Neste ponto também devo referir o parecer que emiti para a recuperação da presença portuguesa em Malaca, incluindo a porta da fortaleza, chamada “Formosa” e a igreja a nível superior, a qual albergara o primeiro túmulo de S. Francisco Xavier. Tratou-se de um projeto notável do arquiteto Viana de Lima, por encomenda da Fundação Gulbenkian.

(ARCHIVOZ) Como docente, conseguiu incentivar a pesquisa documental, como fundamental para a preservação do património. No caso da arquitetura, através de peças desenhadas e peças escritas, bem como fontes bibliográficas, como livros, revistas e periódicos?

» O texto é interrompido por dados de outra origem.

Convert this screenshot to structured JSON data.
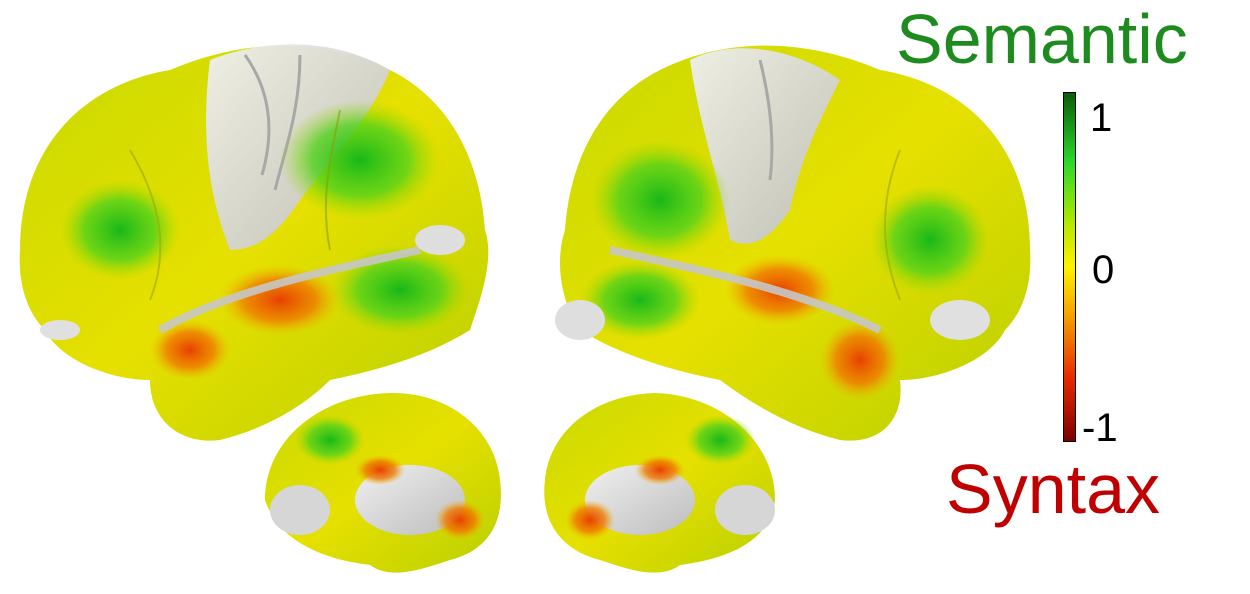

(CCD) Tentei sempre transmitir aos meus alunos os valores e os procedimentos que praticava, enquanto arquiteto. Não me passava pela cabeça iniciar um trabalho sem antes pesquisar sobre o local e as pessoas. Para tal, procurava cartografia, peças desenhadas, documentos escritos, periódicos e bibliografia de referência sobre o local. E informações sobre as pessoas que iriam utilizar ou submeter-se ao meu trabalho.

Todos os meus alunos se recordam das intermináveis listas de bibliografia bem como os pedidos de cartografia do local de intervenção. Para se projetar para o futuro, temos de conhecer o passado e o presente de cada local, bem como a sua população, os hábitos, costumes e tradições.

A memória futura constrói-se a partir do respeito pelo passado.

(ARCHIVOZ) A sua capacidade de organizar, descrever e guardar informação é muito interessante e pouco usual entre arquitetos, o que acha da profissão de um arquivista?

(CCD) Sim, reconheço a minha capacidade de guardar informação. No entanto, considero que a profissão de arquivista é determinante e imprescindível para a organização, descrição e utilização correcta de um arquivo.

A aplicação de métodos, de linguagem técnica de descrição é importante para possibilitar a pesquisa em qualquer ponto do mundo. Tal como a indexação utilizada nas bibliotecas, nos permite aceder a um assunto de um modo mais eficaz e rápido.

(ARCHIVOZ) Muito obrigada por este precioso contributo para a Archivoz Magazine.

(CCD) Eu também agradeço, pois foi sobremodo agradável conversar sobre este assunto.